Wednesday 5 October 2011

Calmé Etendue


On 30.09.11 I realised four hours of Antoine Beuger's Calmé Etendue (percussion) at ChristChurch Meadows, Oxford. My good friend Trevor Simmons worked independently of me. Below I have uploaded a small number of Trevor's paintings from the day, and some notes I made after the realisation. 








In a number of separation, neither negate or aware, the permutations of a partial environment, contained surrounded in and by an abstract environment. A some thing not comprehended, detached almost, all focus on immediacy, all focus on impossibility, contained in instruction, in score, manifest in realisation also contained.

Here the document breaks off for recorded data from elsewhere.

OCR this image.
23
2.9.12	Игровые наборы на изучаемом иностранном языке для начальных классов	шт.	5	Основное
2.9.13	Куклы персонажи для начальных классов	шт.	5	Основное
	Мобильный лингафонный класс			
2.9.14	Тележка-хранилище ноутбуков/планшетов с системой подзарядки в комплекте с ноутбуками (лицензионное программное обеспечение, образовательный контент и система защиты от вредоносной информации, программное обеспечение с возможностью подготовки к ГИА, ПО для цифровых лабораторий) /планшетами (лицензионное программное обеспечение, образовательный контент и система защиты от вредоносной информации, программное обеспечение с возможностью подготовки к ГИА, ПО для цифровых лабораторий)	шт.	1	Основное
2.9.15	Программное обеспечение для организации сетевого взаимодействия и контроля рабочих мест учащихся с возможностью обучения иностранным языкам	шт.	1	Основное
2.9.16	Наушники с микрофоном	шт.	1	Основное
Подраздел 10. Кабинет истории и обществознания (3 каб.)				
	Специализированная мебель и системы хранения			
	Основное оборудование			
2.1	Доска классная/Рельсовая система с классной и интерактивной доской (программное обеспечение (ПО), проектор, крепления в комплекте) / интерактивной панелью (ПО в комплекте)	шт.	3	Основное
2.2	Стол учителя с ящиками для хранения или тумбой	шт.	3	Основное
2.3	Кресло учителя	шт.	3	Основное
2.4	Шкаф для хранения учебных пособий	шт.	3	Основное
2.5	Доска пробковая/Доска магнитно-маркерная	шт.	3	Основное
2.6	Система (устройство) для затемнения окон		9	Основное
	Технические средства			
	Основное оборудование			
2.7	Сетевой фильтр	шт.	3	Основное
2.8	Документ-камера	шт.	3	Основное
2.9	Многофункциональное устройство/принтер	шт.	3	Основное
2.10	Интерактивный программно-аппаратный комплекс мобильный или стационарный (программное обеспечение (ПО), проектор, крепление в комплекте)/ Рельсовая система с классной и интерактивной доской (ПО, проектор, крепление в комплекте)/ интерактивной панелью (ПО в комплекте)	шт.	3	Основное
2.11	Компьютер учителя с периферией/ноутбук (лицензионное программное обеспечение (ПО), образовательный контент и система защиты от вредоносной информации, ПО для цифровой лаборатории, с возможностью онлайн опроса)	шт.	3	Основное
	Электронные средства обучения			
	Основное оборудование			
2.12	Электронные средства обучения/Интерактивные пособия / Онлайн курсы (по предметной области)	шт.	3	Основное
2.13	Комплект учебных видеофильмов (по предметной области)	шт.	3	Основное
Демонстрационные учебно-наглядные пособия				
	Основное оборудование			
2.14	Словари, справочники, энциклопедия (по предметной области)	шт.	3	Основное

The time of listening, of without exerting influence, posture, sitting for portrait, state of mind ecology of mind, listening affecting listening. Sound made by performer made by anything - pertaining a heightened degree of vitality - if listening can be said to influence the listener, where does listening reside in environment, it is its own environment, what else does such contain?

Listeners self world, myriad realisations of accordance of the senses, such scores are fields, creating events upon performers awareness, performer creating event of the score, everything an event.

Continual reference to Ingmar Bergman's Winter Light, the discovery of a suicide, the priest leaves the auditory security of his vehicle to be met by hyperbole, the hands of the river, swallowing footsteps, swallowing everything and thus everything swallowed becomes vital in its absence, notice all now all does not make a sound. All I hear is every eight seconds.